Creative and sequential tasks using hands, like origami, welding, or knitting, are difficult for beginners to learn. Traditional methods of instruction, like instruction manuals or videos, do not offer feedback on how well a learner is performing the task. Feedback is crucial in the learning process, as it helps learners understand what they are doing well and what needs improvement. In contrast, modern computer vision systems and projection interfaces can provide real-time feedback to the user, tracking progress and correcting errors as they occur. This is where Origami Sensei comes in!
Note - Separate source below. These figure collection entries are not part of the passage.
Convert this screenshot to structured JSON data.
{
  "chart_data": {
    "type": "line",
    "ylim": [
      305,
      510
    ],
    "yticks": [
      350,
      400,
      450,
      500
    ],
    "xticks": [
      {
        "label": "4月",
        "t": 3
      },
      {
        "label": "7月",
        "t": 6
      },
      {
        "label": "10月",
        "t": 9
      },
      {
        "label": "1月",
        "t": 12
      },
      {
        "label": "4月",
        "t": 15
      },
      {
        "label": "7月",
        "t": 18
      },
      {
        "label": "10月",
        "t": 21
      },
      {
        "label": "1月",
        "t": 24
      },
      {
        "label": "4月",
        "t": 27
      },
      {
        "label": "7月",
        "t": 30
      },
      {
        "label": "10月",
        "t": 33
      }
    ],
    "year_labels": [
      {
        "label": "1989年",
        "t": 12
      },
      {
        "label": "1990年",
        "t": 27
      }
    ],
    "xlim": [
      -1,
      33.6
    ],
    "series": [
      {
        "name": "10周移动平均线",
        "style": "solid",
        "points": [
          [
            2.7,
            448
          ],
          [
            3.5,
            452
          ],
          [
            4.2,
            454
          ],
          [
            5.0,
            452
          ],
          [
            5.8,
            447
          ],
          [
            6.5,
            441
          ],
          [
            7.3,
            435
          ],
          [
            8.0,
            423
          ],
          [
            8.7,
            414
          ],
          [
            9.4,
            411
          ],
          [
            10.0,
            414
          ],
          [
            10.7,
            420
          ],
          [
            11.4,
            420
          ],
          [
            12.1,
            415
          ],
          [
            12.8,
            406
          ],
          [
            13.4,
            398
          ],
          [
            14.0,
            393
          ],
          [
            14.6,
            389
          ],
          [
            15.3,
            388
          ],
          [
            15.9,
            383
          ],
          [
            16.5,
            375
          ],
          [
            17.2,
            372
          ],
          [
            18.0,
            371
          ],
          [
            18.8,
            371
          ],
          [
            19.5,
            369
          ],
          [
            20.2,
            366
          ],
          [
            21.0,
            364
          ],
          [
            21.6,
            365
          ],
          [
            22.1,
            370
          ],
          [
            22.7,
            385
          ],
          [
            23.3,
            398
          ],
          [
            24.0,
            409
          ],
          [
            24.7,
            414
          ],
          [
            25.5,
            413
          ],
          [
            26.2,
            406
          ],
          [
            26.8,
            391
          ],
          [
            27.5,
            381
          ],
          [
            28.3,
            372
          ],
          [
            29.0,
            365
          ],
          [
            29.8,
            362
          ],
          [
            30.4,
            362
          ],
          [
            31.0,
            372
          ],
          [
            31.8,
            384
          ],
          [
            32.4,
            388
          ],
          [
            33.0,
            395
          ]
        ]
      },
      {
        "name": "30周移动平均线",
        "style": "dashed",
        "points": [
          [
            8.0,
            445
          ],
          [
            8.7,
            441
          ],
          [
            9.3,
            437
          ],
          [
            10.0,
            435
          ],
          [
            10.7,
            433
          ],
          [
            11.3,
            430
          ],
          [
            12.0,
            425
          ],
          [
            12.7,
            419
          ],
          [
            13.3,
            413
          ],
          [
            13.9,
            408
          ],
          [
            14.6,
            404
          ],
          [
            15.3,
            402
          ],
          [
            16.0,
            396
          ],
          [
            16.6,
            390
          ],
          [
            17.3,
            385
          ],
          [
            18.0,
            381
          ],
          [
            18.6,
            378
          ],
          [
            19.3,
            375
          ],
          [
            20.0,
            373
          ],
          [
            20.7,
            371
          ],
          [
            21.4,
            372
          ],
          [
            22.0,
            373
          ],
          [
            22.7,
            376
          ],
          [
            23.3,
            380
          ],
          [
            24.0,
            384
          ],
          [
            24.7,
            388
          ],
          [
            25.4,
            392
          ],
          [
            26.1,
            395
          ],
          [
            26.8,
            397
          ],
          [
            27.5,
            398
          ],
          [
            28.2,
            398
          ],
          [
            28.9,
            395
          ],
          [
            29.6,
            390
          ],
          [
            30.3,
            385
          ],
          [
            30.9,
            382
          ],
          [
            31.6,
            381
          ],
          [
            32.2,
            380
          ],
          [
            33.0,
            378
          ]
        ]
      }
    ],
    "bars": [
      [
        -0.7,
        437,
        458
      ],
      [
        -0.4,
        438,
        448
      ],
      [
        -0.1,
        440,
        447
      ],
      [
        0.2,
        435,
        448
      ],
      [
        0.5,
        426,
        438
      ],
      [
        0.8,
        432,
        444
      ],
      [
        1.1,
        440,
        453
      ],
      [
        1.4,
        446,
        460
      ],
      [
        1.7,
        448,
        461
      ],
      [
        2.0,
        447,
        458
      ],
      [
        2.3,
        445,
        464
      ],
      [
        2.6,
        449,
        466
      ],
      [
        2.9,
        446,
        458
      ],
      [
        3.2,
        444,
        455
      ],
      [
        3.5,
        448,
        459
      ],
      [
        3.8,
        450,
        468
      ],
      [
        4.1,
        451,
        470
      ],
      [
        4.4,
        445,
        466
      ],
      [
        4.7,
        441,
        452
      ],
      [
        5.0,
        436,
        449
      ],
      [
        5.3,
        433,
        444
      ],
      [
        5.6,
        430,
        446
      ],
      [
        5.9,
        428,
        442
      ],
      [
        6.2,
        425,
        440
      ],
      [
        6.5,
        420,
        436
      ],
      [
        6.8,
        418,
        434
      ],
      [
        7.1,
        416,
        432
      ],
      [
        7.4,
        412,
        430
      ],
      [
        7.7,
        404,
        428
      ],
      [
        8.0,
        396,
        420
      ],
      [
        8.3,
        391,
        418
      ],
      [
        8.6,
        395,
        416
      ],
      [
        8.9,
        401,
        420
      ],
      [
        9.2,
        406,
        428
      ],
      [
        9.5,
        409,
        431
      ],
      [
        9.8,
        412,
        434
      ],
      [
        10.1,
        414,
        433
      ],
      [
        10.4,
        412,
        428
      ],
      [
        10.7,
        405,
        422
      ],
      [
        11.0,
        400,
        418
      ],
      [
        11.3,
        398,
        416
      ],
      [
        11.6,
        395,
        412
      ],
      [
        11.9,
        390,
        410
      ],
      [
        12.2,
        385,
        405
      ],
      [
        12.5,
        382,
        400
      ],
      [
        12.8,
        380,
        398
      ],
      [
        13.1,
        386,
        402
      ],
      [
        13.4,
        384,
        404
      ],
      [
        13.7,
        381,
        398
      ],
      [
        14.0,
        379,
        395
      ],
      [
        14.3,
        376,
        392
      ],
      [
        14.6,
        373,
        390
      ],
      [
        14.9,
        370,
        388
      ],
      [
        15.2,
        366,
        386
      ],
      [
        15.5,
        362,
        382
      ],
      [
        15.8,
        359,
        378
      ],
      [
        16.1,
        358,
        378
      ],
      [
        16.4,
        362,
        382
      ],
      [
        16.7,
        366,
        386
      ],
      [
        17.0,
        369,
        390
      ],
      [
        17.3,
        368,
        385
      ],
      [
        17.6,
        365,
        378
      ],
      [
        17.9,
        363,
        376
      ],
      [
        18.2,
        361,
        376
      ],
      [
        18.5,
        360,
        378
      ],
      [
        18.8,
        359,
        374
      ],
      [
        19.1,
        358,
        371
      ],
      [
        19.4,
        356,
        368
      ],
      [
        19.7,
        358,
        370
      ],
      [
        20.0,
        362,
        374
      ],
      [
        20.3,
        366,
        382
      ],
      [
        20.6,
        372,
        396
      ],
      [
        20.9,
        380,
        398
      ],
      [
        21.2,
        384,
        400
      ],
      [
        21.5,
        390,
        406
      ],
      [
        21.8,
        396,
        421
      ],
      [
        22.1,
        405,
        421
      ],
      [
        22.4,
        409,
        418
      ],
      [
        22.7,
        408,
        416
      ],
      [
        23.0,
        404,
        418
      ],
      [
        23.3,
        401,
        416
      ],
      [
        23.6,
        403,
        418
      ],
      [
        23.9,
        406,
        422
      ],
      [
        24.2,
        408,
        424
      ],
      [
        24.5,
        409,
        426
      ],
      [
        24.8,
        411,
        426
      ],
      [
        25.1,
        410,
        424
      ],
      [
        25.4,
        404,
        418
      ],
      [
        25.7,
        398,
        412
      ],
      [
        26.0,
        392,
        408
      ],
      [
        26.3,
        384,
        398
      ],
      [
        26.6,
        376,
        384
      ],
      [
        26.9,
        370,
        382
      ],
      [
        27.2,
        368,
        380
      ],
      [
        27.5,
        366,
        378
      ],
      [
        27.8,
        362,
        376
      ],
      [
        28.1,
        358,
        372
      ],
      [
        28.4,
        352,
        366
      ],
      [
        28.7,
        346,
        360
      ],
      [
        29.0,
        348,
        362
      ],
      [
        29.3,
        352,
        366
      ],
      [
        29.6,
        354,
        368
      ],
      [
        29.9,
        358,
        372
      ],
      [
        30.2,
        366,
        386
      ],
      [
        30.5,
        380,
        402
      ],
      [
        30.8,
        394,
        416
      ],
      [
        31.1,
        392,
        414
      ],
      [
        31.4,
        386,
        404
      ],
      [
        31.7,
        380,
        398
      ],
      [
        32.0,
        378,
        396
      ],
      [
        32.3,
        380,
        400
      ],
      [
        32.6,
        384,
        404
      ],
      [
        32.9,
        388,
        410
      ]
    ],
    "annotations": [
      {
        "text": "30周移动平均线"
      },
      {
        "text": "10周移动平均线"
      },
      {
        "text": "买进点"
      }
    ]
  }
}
Origami Sensei is a data-driven vision-based system that provides step-by-step instructions and real-time feedback to assist users in creating origami. It is designed to be intuitive and interactive, making it easy for beginners to follow. With Origami Sensei, users can choose from a library of pre-existing designs or create their own origami. The complete system will utilize computer vision models and algorithms to achieve three main functionality:

  1. Recognizing users’ current step in real-time (Spring 2023);
  2. Detect the location of the origami paper and projecting guidance for the next step directly onto the table in real-time (Fall 2023);
  3. Recognizing when the user makes a mistake and giving instructions to correct it (Fall 2023).

Altogether, our capstone project develops a vision-based system that can automatically track the location of the origami paper and identify the current state, and then projects the corresponding instruction for the next step directly and accurately onto the paper. Compared to existing forms, we provide a new modality of origami tutorials with an unprecedented level of user-friendly interaction and automation. With our work, we aim for anyone to easily achieve origami folding and provide insight for future vision-guided teaching system with a similar projection-based setup.